How to Propagate Hylotelephium

These stonecrop succulents grow best when you plant and develop them in bulk. Outdoor settings are perfect for them because they attract butterflies, bees and hummingbirds too. All of them are excellent pollinators.

You can propagate them through stem cuttings or divisions. If you’re going for the former, get the cutting from newer stems because the older ones take a lot more time to grow roots. Get about 2-6 inches of the stem in the growing season and aim for early mornings or late afternoons. Remove the leaves, put them in a polythene bag with a damp towel so that the cuttings don’t get dry. Plant them in well-draining soil and wait for the roots.

If you’re going for the divisions, do it when it is not too hot. Get a perimeter of the mother plant and lift it gently out of the soil. Even when getting the divisions with a knife or with your hands, be gentle. Plant them in well-draining soil and keep them moist until you see the roots grow.

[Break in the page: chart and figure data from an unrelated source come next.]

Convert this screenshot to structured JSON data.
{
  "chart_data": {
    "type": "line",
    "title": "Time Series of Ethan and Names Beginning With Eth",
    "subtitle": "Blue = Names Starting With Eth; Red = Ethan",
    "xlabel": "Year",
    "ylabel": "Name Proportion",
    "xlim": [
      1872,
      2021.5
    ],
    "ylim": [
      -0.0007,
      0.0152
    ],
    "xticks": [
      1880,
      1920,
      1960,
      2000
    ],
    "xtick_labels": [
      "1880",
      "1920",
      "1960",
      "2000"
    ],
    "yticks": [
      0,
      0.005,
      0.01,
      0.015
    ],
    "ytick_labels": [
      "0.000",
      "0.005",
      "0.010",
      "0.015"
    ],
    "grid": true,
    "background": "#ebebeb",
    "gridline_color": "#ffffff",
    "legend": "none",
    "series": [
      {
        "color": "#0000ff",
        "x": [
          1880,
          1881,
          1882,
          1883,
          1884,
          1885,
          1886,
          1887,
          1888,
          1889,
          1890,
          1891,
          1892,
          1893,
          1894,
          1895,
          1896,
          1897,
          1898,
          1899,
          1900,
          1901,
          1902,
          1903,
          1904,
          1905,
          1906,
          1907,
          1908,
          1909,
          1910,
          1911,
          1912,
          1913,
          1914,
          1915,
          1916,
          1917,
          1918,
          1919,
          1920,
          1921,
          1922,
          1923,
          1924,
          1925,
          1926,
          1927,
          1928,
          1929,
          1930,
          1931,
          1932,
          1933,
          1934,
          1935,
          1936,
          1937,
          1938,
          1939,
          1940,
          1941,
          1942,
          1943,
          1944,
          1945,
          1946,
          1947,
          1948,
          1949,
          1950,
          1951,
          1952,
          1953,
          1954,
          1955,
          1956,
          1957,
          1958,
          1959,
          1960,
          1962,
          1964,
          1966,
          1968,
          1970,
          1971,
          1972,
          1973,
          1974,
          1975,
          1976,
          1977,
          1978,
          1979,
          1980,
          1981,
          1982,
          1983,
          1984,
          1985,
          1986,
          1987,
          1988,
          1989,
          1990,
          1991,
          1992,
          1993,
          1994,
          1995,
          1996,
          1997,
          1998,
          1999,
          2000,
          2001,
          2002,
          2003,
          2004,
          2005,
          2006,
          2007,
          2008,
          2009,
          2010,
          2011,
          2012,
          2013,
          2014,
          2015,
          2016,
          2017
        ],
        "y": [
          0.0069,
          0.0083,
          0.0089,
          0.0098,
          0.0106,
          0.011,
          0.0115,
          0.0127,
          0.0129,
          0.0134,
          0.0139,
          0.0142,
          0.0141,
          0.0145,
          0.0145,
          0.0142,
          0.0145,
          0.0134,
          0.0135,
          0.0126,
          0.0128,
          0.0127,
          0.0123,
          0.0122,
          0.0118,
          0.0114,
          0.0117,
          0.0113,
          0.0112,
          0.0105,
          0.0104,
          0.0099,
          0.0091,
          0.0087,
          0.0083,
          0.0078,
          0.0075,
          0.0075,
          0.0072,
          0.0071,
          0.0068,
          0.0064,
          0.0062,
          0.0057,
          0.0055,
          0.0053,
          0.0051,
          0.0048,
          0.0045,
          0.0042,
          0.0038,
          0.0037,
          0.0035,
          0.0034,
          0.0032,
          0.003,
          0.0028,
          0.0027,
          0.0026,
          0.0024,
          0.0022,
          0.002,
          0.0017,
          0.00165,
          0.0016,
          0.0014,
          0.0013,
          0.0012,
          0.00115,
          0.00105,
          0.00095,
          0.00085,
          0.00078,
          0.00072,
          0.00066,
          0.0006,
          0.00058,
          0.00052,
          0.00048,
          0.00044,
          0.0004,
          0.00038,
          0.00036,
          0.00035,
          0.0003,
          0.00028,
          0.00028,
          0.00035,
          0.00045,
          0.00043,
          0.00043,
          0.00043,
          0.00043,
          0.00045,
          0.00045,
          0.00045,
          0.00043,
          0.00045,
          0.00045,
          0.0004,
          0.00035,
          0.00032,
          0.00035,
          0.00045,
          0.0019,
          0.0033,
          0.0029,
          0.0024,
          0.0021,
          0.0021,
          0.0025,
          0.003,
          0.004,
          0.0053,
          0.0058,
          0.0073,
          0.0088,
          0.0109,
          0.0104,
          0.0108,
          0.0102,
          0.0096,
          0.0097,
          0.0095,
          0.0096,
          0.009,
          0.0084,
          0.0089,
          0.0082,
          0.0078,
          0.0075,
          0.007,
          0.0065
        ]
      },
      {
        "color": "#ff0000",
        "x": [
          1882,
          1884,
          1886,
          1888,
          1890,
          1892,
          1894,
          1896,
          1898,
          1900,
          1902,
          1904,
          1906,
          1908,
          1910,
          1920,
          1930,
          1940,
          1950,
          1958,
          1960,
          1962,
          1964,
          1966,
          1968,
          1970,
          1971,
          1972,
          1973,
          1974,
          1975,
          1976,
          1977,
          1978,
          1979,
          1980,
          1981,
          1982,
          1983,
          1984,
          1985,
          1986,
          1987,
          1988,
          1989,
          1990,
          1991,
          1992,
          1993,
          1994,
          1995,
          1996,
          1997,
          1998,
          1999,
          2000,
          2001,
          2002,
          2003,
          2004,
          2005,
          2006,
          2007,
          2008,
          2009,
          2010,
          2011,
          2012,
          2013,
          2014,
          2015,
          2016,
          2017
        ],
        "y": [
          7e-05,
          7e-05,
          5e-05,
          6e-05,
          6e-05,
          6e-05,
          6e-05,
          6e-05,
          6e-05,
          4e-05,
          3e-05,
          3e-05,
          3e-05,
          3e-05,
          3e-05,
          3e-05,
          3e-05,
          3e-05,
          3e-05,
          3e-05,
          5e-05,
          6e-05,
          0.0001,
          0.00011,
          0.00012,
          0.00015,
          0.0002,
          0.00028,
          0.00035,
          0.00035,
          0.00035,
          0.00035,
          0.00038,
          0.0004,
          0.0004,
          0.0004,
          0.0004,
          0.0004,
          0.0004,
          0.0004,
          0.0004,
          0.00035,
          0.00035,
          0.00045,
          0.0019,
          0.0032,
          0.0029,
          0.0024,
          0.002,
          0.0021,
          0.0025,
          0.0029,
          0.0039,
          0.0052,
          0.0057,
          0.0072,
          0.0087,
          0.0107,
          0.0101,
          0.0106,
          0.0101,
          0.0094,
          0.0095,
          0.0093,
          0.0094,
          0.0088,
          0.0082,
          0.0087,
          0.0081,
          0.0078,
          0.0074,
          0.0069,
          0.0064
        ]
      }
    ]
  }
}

Is Hylotelephium the Same as Sedum?

Hylotelephium used to be grouped as a Sedum but a new genus was created after it was noticed that some of the species in this category are very different. Stonecrops which have small leaves are still categorized as Sedum. But succulents with large leaves and thick roots are now called Hylotelephium.

But a lot of these plants are still sold as Sedum because the changes have not exactly been noted and executed.

Where Does Hylotelephium Grow?

If you’re talking about the soil, get a well-drained soil mix. If you’re talking about location, full sun is the ideal setting. If you’re talking about the time of the year, February to March is a good time to cut the seed heads. If you’re talking about the weather, hot and dry climate works best.